Dans une analyse rigoureuse et structurée, l’expert en santé publique Edoh-SEMEGNON met en lumière les fondements juridiques et éthiques de la responsabilité médicale, tout en appelant à une réforme profonde du système sanitaire.

L’auteur rappelle d’entrée que toute pratique professionnelle comporte des risques, et que le domaine médical n’y échappe pas. Les fautes commises dans l’exercice des soins soulèvent ainsi des enjeux majeurs liés à la compétence des agents, aux moyens disponibles et à la sécurité des patients.

S’appuyant sur le célèbre arrêt Pelletier du 30 juillet 1873, il distingue avec clarté deux types de fautes : la faute de service et la faute personnelle. La première engage la responsabilité de l’administration, notamment en cas de dysfonctionnement du service public de santé. Dans ce cas, la victime est en droit d’obtenir réparation, sans que l’agent ne soit personnellement mis en cause. À l’inverse, la faute personnelle détache l’agent de ses fonctions, engageant directement sa responsabilité individuelle.

L’analyse met également en évidence un mécanisme essentiel : la protection des victimes. L’administration, en tant qu’employeur, doit être mise en cause en priorité afin de garantir l’indemnisation, même en cas d’insolvabilité de l’agent. Elle peut ensuite se retourner contre ce dernier pour récupérer tout ou partie des sommes engagées.
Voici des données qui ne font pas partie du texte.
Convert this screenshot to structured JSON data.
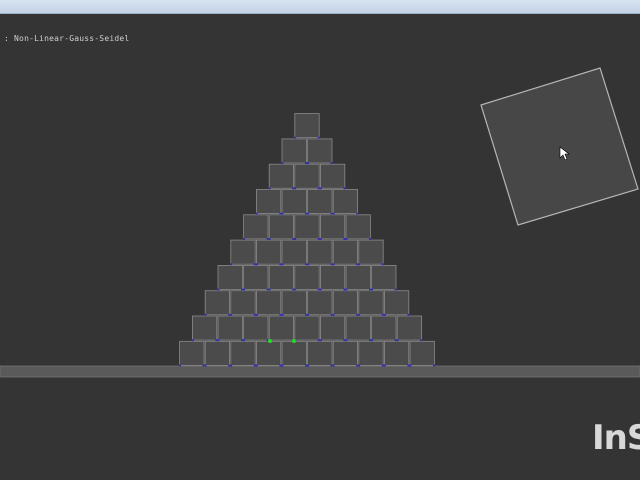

Au-delà de la réparation, Edoh-SEMEGNON insiste sur les différentes formes de responsabilité comme sources de sanction. La responsabilité pénale peut être engagée pour des faits graves tels que l’homicide involontaire ou la délivrance de faux certificats médicaux. La responsabilité disciplinaire, quant à elle, sanctionne les manquements à l’éthique et à la déontologie professionnelle, avec des mesures allant de l’avertissement à la radiation.

Sur le plan civil, l’auteur rappelle l’existence d’un contrat tacite entre le médecin et son patient, fondement de la responsabilité contractuelle, sauf en cas d’incapacité juridique ou d’objet illicite.

Mais au-delà du constat, l’expert formule des recommandations concrètes et pertinentes. Il appelle l’État à clarifier et vulgariser les textes réglementaires, à intégrer le droit de la santé dans la formation des professionnels et à renforcer les capacités techniques des structures sanitaires. Les établissements de santé sont, eux aussi, invités à promouvoir la formation continue et à améliorer leur gouvernance.

Enfin, les ordres professionnels et les agents eux-mêmes sont interpellés : respect des normes, sensibilisation accrue et retour aux valeurs fondamentales de la médecine, fondées sur l’humanisme et l’éthique.

À travers cette réflexion approfondie, Edoh-SEMEGNON propose une lecture lucide des défaillances du système, tout en traçant les voies d’une médecine plus responsable, plus juste et résolument tournée vers la protection des patients.